The goal, said Green, is to find a chase, get to a cleared crossing before the fox and hounds and mark down the numbers of the hounds as they follow the fleeing red or gray.

Hounds are scored, he said, on ability to hunt, trail and on their speed and drive. They are scratched from the competition if they babble, loaf or show up by the roadside, waiting for their master, before the hunt is over.

The numbers are painted on the dog's side. "I thought they used some kind of biodegradable, ecologically sound marking paint," said Rich Dolesh, the Jug Bay park manager. "Then I saw it here on the table. Industrial lacquer."

I rode around for a while with Green but we never did sight a real fox chase. We visited some of the local hunters' kennels to see if any hounds had tried to go back home, and eventually we found one lolling outside his kennel. Green scratched him from the competition.

Green said many hounds wouldn't get scored at all in the trial, even with 20 judges and three days of chases. "A lot of dogs will never get seen, even if they might be hunting and trailing real good," he said. "It's a lot of territory out there. But if you see a dog that does consistently well in trials, say a third here, a fourth someplace else, a 10th, a first.
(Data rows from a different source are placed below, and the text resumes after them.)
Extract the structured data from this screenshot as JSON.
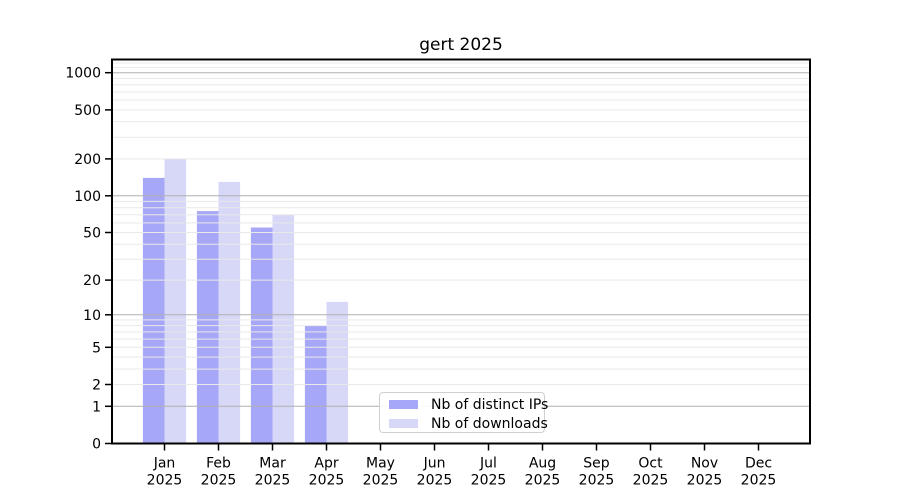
{
  "chart_data": {
    "type": "bar",
    "title": "gert 2025",
    "categories": [
      "Jan 2025",
      "Feb 2025",
      "Mar 2025",
      "Apr 2025",
      "May 2025",
      "Jun 2025",
      "Jul 2025",
      "Aug 2025",
      "Sep 2025",
      "Oct 2025",
      "Nov 2025",
      "Dec 2025"
    ],
    "series": [
      {
        "name": "Nb of distinct IPs",
        "color": "#a7a7f7",
        "values": [
          140,
          75,
          55,
          8,
          0,
          0,
          0,
          0,
          0,
          0,
          0,
          0
        ]
      },
      {
        "name": "Nb of downloads",
        "color": "#d7d7f7",
        "values": [
          200,
          130,
          70,
          13,
          0,
          0,
          0,
          0,
          0,
          0,
          0,
          0
        ]
      }
    ],
    "xlabel": "",
    "ylabel": "",
    "yscale": "log1p",
    "ylim": [
      0,
      1280
    ],
    "yticks": [
      0,
      1,
      2,
      5,
      10,
      20,
      50,
      100,
      200,
      500,
      1000
    ],
    "major_gridline_values": [
      1,
      10,
      100,
      1000
    ],
    "grid": {
      "on": true,
      "major_color": "#b0b0b0",
      "minor_color": "#e9e9e9",
      "drawn_above_bars": true
    },
    "legend": {
      "position": "lower-center",
      "entries": [
        "Nb of distinct IPs",
        "Nb of downloads"
      ]
    },
    "axis_color": "#000000",
    "background_color": "#ffffff"
  }
}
That's a good dog."

Shortly before noon quitting time Green got a report of a good chase near an old hog farm and we gave pursuit. He abandoned the truck at the end of a sandy farm road and took off running through the woods, following the baying of the hounds. On the far side of the cornfield he at last sighted some hounds, but there was no fox visible. No score.

On the way back through the dusty, dry cornfield a pathetic hound came snuffling through the rows. "What's he following?" Green wondered, then watched his question answered as the dog buried its nose in some deer tracks.

Down another woods road a woman stood waiting for a fox to cross. She was Jane Toal of Annapolis, 60, a retired biochemist with a master's degree from Cornell.

Like many, she said, she started out hunting to ride and wound up riding to hunt. "First it was the thrill of riding over the terrain," she said, "but I became more interested in the marvels of the hound's nose."

Toal described the sounds a couple hundred hounds make in the woods as "like the kids who like to turn up the jukebox so loud it blasts your ears out. It's ecstasy."

Her family, Toal said, "thinks I've gone to the dogs."

Please, folks. She's gone to the hounds.

The Maryland state trials having been completed, local night hunters' attention now turns to the Tri County Fox Hunters Association's fall bench show and two-day field trials, Oct. 10-11 at Jug Bay. The Tri County is regarded as a social hunt and includes a hoedown Saturday night.

The hounds will be released both days at the crack of dawn, and visitors may watch. Jug Bay, a part of the MNCPPC's Patuxent River Park, is at the end of Croom Airport Road off Rte 301 a few miles south of Waysons Corner.